取り調べのためソウルの特別検察官事務所に連行されたサムスン電子副会長の李在鎔容疑者(ロイター)【拡大】
李氏が韓国の特別検察官(特検)に逮捕されたのは、トランプ氏のツイッターから約2週間後の17日。朴槿恵(パククネ)大統領の友人で女性実業家の崔順実(チェスンシル)被告に対する贈賄などの容疑だ。サムスングループ内での企業合併で、朴政権の支援や優遇などの便宜供与を期待し、崔被告側に賄賂を贈った疑いがある。

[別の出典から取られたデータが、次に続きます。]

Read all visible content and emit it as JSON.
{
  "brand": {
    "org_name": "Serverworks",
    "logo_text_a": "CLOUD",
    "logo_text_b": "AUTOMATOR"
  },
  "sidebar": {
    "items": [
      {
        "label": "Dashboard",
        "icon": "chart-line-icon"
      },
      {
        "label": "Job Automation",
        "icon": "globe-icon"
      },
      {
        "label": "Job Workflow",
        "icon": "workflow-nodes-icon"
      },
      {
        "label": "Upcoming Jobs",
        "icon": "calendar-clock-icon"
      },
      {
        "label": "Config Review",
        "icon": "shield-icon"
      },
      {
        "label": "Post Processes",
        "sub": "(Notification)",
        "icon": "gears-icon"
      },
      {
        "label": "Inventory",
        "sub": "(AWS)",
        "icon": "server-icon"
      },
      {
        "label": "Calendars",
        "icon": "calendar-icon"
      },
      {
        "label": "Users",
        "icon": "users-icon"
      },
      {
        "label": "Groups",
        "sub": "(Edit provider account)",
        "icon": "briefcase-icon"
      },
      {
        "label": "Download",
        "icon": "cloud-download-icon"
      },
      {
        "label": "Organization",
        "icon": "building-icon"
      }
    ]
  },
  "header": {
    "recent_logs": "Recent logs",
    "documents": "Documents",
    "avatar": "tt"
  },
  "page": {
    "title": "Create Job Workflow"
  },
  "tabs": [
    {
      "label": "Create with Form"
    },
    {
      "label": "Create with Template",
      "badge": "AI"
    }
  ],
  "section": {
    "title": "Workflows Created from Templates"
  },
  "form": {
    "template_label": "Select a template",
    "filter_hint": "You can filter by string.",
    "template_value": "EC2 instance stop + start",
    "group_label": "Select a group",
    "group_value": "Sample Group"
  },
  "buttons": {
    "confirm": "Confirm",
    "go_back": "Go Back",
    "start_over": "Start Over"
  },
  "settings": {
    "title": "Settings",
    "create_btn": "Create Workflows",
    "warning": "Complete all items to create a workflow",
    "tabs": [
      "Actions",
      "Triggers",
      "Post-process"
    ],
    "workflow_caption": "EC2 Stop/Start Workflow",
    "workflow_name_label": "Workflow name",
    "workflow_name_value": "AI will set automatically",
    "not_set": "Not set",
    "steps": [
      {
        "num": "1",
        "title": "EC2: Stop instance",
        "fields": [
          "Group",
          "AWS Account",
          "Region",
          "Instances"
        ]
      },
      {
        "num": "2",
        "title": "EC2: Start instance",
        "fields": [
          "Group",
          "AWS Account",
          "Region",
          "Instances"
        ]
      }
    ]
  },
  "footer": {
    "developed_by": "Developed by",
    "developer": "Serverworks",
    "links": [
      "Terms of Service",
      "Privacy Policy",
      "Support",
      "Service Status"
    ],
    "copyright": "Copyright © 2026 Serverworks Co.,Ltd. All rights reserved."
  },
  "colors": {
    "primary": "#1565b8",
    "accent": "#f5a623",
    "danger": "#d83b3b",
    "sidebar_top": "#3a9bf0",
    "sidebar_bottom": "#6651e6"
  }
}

「これで全てが不確実になった。オーナーの決断が必要な事案は全部中断が避けられない」。聯合ニュースはサムスン関係者のこうした嘆きを伝えた。サムスンは集団指導体制で難局を乗り切る構えだが、グループに君臨してきた創業家の3代目として求心力を高めてきたトップの不在で、競争力強化に向けたM&A(企業の買収・合併)など重要な投資決定が滞るのは必至だ。
ソフトバンクグループの孫正義社長は昨年12月、米大統領就任前のトランプ氏と会談し、米国での5兆円超の投資や5万人の雇用創出を約束。トヨタ自動車の豊田章男社長も今年1月、米国に今後5年間で100億ドル(1兆1200億円)の投資をすると表明した。
米自動車大手ゼネラル・モーターズ(GM)は米国で10億ドルの追加投資を実施すると発表。欧州自動車大手フィアット・クライスラー・オートモービルズ(FCA)も米国内の工場の生産設備を増強し2000人を追加雇用する方針を打ち出した。